Франваль показал эти письма жене: та в ту же минуту взялась за перо, успокаивая матушку, призывая ее изменить взгляд на дело, описывая счастье, которым она наслаждалась с тех пор, как невзгоды смягчили душу ее злосчастного супруга. При этом она уверяла, что напрасны попытки заставить ее вернуться в Париж, ибо она не покинет Вальмор до тех пор, пока дело мужа не будет улажено. Если же из-за злобности недругов или неразумного рвения судей он будет подвержен аресту и заклеймен позором, она определенно решила покинуть родину вместе с ним.

Франваль поблагодарил жену. Однако, не желая дожидаться уготованной ему участи, предупредил ее, что уезжает на некоторое время в Швейцарию, оставляет Эжени на ее попечение и умоляет обеих не покидать Вальмор, пока судьба его не прояснится. А он, что бы ни случилось, будет изредка наезжать в Вальмор, чтобы провести денек с дорогой супругой и сообща подумать о способах добиться возвращения в Париж, если ничто не станет тому препятствовать, либо, в противном случае, о том, как переждать где-нибудь в более безопасном месте.

Приняв эти решения, Франваль, ни на миг не забывающий, что единственной причиной его неудач послужил неосторожный шаг жены с Вальмоном, и горящий желанием отомстить, велел сказать дочери, что ждет ее в глубине парка. Там, запершись с ней в уединенной беседке и заставив поклясться в самом слепом исполнении его предписаний, он поцеловал ее и сказал:

– Вы теряете меня, дочь моя, быть может, навсегда...
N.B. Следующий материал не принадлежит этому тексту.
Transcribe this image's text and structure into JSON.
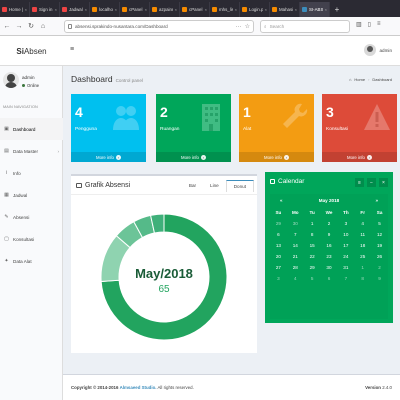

Эжени заплакала, а он продолжал:

– Успокойтесь, ангел мой, от вас одной зависит возрождение нашего блаженства. И во Франции, и где бы то ни было, мы вновь можем стать почти такими же счастливыми, как прежде. Надеюсь, вы уяснили себе тот несомненный факт, что единственная причина всех наших бед заключена в вашей матери. Вы знаете: я никогда не оставлял мысли о мщении. Я скрывал это от жены, и вы были осведомлены о моих на то мотивах, вы одобрили их и помогли мне надеть повязку на ее глаза, ибо было благоразумнее и далее оставлять ее незрячей. И вот пришел срок, Эжени, пора действовать: от этого зависит ваш покой. То, что вам предстоит предпринять, обеспечит безмятежное существование и для меня. Уповаю на ваше понимание, вы слишком умны, чтобы хоть на миг ужаснуться при мысли о том, что я предлагаю. Да, дочь моя, необходимо действовать, и безотлагательно, без всяких угрызений совести, и исполнено все должно быть вашими руками. Ваша мать пожелала сделать вас несчастной, она осквернила узы, которые якобы высоко почитает, и тем самым лишилась всех прав; отныне она для вас не просто обыкновенная женщина – она становится самым заклятым вашим врагом, ибо первейший закон природы, наиболее глубоко запечатленный в наших душах, предписывает по возможности первыми отделываться от тех, кто замышляет что-то против нас. Этот священный закон беспрестанно побуждает и вдохновляет нас, никогда не ставя любовь к ближнему выше той, что мы испытываем к самим себе. Сначала мы, затем все остальные – таков естественный ход событий. И как следствие – никакого уважения, никакого бережного обращения с другими, коль скоро обнаружилось, что единственная их забота – причинение нам неприятностей и вреда; вести себя иначе, дочь моя, значило бы предпочесть других себе, а это абсурдно. А теперь давайте обсудим предлагаемый мною способ действий.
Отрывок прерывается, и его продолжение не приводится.